It’s an employee’s nightmare: You’re at your desk, working on a big project, when your boss walks in and asks for an update. Immediately, you panic. How can you sum up three weeks of intense work in just a few sentences? How can you possibly do it right there on the spot?
Our tendency in those moments is to cram: Worried we will forget something important, we try to fit as much information in as we can. As a result, we often sound rushed, disorganized and unclear.
In these moments, we tend to misjudge what our supervisor is asking for. The last thing he or she wants is a comprehensive report on every detail of the project. Who has the time? Instead, your boss is likely looking for one or two key pieces of information that will lead him or her to believe the project is on track. Your job is to keep it short and relevant — but how?
Here are three tips to help you give a clear, focused answer on the spot.
1. Listen First
Rather than jump to the answer, take the time to make sure you understand the question. It is just as important to make your listener feel heard as it is to give a good answer. Ask a clarifying question, and confirm that you understand what your supervisor wants to know.
For example, when your boss asks you for an update, you might ask whether there is a particular aspect of the project he or she is curious about. Most likely, you will learn more what’s behind the question and will be able to give a more helpful response. Bonus: This strategy also gives you a little extra time to think.
2. Determine Timing
Once you’ve clarified the question, decide whether you are able to provide an answer at that moment. Sometimes, it is better to delay your answer, especially if your boss is asking you to provide specific data that you have not yet pulled together.
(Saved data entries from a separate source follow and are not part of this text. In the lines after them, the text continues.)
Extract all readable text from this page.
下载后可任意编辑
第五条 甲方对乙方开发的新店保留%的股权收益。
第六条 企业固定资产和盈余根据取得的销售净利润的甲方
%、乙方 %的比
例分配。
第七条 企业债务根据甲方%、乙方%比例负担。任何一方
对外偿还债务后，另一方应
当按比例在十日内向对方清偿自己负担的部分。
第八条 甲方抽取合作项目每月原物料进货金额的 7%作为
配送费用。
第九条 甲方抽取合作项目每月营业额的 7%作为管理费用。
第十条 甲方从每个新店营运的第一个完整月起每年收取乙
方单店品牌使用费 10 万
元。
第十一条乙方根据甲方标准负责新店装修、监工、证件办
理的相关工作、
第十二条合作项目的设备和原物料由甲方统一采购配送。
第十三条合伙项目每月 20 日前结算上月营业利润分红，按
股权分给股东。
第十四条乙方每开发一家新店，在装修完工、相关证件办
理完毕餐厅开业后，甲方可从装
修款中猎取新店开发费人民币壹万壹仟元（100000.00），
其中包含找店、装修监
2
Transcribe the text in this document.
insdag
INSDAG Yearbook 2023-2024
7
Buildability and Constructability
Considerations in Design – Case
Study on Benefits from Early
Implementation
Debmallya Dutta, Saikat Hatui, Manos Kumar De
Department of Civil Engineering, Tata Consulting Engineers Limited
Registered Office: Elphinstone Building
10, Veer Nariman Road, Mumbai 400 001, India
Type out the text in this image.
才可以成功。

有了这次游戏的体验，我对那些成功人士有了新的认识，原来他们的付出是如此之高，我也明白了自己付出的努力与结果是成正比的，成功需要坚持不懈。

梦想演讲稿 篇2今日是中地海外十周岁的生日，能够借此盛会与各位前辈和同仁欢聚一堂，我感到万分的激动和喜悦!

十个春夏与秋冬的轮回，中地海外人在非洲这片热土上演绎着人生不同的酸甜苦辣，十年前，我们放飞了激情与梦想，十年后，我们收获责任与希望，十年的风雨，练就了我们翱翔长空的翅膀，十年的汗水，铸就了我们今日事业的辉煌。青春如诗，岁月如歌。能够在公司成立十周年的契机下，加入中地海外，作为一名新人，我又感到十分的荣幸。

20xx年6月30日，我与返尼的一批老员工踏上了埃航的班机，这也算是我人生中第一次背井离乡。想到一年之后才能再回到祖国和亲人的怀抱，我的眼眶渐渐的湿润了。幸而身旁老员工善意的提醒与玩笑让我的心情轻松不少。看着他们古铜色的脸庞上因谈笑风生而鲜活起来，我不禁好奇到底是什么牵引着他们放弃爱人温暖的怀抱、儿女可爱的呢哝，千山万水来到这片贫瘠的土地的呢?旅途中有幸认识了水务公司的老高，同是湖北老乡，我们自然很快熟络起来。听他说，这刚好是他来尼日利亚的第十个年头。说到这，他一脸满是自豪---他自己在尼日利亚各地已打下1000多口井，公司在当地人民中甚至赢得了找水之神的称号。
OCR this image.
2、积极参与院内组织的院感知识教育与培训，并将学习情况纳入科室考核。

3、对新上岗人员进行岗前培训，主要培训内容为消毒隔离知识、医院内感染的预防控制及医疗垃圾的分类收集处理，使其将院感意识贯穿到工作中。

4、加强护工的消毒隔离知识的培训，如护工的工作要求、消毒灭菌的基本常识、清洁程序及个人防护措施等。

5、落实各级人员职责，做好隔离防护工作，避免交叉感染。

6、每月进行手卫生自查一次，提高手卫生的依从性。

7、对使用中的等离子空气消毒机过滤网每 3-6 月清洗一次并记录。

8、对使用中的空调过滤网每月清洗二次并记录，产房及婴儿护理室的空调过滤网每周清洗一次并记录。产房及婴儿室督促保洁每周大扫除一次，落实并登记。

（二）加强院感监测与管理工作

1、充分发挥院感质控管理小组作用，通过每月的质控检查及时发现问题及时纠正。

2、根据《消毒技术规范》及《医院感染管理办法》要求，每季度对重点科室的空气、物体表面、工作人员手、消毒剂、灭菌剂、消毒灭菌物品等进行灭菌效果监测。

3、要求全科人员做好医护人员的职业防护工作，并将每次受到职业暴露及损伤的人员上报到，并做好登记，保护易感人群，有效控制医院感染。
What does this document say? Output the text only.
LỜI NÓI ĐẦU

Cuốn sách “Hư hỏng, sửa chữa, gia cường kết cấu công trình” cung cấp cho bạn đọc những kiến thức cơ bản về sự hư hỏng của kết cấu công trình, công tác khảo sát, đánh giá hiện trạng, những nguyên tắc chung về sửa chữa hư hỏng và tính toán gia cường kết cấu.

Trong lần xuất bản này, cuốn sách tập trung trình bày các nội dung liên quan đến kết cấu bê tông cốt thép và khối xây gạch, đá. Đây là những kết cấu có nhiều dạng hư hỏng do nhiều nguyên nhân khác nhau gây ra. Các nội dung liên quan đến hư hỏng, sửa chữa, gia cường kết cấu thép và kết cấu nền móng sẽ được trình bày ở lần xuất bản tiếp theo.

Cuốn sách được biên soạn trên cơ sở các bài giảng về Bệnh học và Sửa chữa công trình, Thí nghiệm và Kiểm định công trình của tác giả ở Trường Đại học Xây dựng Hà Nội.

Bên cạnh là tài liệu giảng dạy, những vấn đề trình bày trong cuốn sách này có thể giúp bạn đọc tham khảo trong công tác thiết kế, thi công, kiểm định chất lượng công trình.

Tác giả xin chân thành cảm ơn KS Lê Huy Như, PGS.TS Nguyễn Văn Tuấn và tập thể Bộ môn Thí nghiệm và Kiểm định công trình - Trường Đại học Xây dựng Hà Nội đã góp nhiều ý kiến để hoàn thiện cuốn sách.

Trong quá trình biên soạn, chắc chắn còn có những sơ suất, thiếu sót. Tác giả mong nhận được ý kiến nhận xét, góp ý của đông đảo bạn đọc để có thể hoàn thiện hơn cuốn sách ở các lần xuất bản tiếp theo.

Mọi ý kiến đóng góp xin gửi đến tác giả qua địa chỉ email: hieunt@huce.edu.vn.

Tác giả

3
There is nothing wrong with saying, “I understand you are looking for an update on our tracking progress. Would it be OK if pull together the numbers this morning and have an answer to you by this afternoon?” Then, keep your word.
3. Begin Your Answer With the Words “One of”
Often, the listener is not looking for specific data but, rather, an overall update on the project. It is often these types of requests that fill us with the most anxiety, because it feels like there is so much to say. We often make the mistake of trying to give too much information, which is more difficult for us and also leaves the listener feeling confused.
The next time you are asked to give an update on the spot, instead of summarizing, begin your sentence with the words “one of.” As in:
- One of the things I’m working this week is …
- One of the most important things I’m working on is …
- One of the most important new developments is …
- One of the things I’m most proud of is …
- One of the challenges we have right now is …
By starting with the words “one of,” you force your brain to focus on one thing, which is far easier — and far more effective — than trying to summarize a whole month’s worth of work on the spot. This approach lets your boss focus on just one piece of information (which is probably what he or she wants anyway). At the same time, it indicates that there are other things happening as well. Those two simple words show your decisiveness, focus and clarity.
While nerve-wracking, speaking on the spot can also be liberating. It is empowering to realize that you can say something clear, brief and relevant — without extensive preparation. The key is practice. Find opportunities in safe contexts to practice the “one of” technique. For example, suggest that your team start meetings by having each team member say one thing he or she is currently working on. Over time, briefing your boss on the spot will feel less like a daunting task and more like natural communication.